Studio album by No-Big-Silence and Kosmikud
- Released: 2004
- Recorded: 2003
- Genre: Industrial metal Folk rock Alternative metal
- Length: 21:18
- Label: NBS Recordings
- Producer: No-Big-Silence and Kosmikud

No-Big-Silence chronology
| Procreate the Petrifactions 2004 (2004) | Kuidas kuningas Kuu peale kippus (2004) | War in Wonderland (2006) |

Kosmikud chronology
| Kuidas tuli pimedus... (2003) | Kuidas kuningas Kuu peale kippus (2004) | Pulmad ja matused (2006) |

= Kuidas kuningas kuu peale kippus =

2004 album by No-Big Silence and Kosmikud

Kuidas kuningas Kuu peale kippus (How the King Wanted to Go to the Moon) is an album released in 2004 by No-Big-Silence and Kosmikud.

The singles are "Kuninga imekanad", "Sepa kahurikuul" and "Tisleri kastitorn". The album is based on the 1976 TV musical Kuidas kuningas kuu peale kippus by Peeter Volkonski and Dagmar Normet.
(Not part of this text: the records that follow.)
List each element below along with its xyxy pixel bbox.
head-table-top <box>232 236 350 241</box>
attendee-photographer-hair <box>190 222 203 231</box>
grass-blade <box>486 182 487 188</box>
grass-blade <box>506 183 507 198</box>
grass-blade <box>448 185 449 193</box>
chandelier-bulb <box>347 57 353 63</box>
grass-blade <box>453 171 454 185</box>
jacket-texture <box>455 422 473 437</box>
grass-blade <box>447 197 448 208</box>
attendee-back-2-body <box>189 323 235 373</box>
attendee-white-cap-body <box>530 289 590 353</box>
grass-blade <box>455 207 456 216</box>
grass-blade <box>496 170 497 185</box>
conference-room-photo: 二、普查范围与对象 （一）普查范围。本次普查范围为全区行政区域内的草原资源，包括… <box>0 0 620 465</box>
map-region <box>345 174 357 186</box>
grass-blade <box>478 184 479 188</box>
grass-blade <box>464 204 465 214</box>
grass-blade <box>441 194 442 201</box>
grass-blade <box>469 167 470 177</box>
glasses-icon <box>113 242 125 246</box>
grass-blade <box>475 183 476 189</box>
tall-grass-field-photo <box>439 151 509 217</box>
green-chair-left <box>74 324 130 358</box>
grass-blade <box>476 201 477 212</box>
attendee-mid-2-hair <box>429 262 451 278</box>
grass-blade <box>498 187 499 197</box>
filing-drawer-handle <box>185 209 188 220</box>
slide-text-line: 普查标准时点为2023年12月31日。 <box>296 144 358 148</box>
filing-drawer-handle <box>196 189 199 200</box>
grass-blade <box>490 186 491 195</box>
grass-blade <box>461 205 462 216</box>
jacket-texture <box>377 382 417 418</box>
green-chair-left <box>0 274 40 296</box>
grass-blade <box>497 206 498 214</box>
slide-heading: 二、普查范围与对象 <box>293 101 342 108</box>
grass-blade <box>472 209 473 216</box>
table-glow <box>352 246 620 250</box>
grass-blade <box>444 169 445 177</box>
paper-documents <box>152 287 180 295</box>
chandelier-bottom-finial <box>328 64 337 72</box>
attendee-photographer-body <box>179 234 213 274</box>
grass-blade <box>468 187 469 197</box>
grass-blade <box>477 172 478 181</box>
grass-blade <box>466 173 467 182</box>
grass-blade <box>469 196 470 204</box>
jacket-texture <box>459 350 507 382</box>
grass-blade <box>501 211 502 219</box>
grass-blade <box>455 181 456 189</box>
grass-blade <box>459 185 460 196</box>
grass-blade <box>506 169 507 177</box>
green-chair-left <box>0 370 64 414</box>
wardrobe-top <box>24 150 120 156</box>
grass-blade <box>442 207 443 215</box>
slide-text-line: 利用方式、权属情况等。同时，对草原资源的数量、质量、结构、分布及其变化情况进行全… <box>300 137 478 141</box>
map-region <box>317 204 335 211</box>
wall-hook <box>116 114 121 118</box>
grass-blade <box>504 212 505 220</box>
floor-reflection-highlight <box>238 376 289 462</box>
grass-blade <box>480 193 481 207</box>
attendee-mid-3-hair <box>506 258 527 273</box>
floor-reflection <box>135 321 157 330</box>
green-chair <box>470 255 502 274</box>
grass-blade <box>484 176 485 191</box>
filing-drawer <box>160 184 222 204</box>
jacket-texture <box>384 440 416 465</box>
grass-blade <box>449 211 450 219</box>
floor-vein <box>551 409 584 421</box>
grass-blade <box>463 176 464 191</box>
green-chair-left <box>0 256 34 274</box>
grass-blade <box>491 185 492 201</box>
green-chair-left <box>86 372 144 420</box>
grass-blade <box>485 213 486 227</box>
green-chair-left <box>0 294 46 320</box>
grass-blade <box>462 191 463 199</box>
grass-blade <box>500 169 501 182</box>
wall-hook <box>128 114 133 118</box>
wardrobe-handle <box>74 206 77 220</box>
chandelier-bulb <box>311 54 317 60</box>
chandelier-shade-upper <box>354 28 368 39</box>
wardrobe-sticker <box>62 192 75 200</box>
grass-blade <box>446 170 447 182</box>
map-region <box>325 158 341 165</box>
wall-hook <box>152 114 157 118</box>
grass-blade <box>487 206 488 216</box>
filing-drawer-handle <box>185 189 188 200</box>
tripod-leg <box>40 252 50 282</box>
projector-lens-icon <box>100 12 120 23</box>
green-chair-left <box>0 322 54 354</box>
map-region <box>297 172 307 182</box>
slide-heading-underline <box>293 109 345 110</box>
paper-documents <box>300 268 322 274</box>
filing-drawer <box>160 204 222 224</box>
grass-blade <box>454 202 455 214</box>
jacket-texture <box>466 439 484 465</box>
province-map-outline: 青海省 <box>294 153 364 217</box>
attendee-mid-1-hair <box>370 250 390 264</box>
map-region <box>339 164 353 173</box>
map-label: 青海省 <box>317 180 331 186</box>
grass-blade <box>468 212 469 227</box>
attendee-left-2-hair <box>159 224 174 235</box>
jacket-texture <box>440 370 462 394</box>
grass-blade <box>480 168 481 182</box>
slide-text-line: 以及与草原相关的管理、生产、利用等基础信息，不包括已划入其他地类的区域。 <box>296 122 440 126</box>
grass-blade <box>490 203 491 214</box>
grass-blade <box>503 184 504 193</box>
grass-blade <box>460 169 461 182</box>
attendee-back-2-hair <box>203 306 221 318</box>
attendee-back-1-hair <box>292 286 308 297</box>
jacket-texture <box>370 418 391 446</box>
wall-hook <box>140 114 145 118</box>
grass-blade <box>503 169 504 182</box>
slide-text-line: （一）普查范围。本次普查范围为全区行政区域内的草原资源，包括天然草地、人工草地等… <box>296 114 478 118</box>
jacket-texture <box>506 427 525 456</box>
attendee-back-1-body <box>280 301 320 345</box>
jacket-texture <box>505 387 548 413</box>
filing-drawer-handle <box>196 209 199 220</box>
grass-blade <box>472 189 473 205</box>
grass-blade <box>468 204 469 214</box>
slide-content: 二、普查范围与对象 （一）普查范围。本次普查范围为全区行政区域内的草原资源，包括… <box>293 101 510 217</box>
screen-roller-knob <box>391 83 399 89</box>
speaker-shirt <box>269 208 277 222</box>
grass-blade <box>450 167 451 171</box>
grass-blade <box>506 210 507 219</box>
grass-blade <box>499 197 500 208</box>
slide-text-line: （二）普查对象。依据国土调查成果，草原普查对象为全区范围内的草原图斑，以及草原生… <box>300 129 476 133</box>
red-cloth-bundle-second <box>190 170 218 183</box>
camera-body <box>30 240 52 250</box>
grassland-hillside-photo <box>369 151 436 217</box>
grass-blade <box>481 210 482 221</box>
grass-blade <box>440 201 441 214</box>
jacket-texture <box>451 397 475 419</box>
The original arrangement was done by the Estonian rock band Ruja (1971–1988).

==Track listing==
1. "Kuninga imekanad" ("King's Wonder-chicken") – 2:31
2. "Vapper major annab au" ("Brave Major Salutes") – 1:25
3. "Tisleri imelind" ("Joiner's Wonderbird") – 3:52
4. "Sepa kahurikuul" ("Blacksmith's Cannonball") – 2:13
5. "Koka laul" ("Chef's Song") – 3:26
6. "Tisleri kastitorn" ("Joiner's Tower of Boxes") – 2:18
7. "Ehitame torni" ("We're Building a Tower") – 1:55
8. "Ei jaksa me" ("We Haven't Got the Strength") – 2:19
9. "Hei pinguta ja rassi" ("Hey Strive and Toil") – 13:18
- The real length of "Hei pinguta ja rassi" is 2:14 and is followed by 7:55 of silence before a small clip of the band doing a recording session comes in at 9:29 which lasts for 3:50.

==Personnel==
=== No-Big-Silence ===
- Cram – vocals (tracks 1, 2, 3, 4, 7, 8, 9)
- Kristo K – guitar (3); backing vocals (8); keyboards
- Willem – acoustic guitar (1, 3, 5, 7); backing vocals (8)
- Kristo R – drums; backing vocals (8)

=== Kosmikud ===
- Hainz - vocals (5, 8, 9)
- Aleksander Vana - guitar
- Kõmmari - bass

===Others===
- Peeter Volkonski - vocals (6, 7, 9)
- Hele Kõre - vocals (1, 5, 7, 8)
- Peeter Malkov - flute (3)
- DJ Sinda - DJing (4)

==Notes==
- No-Big-Silence & Kosmikud featuring Peeter Volkonski and Hele Kõre.
- Music by Peeter Volkonski, lyrics by Dagmar Normet, arranged by No-Big-Silence and Kosmikud.
- Recorded at No-Big-Silence Studios winter 2003/2004.
- Mastered by Kristo Kotkas.
- Drawings by Aivar Juhanson, photos by Viktor Koshkin, design by Cram.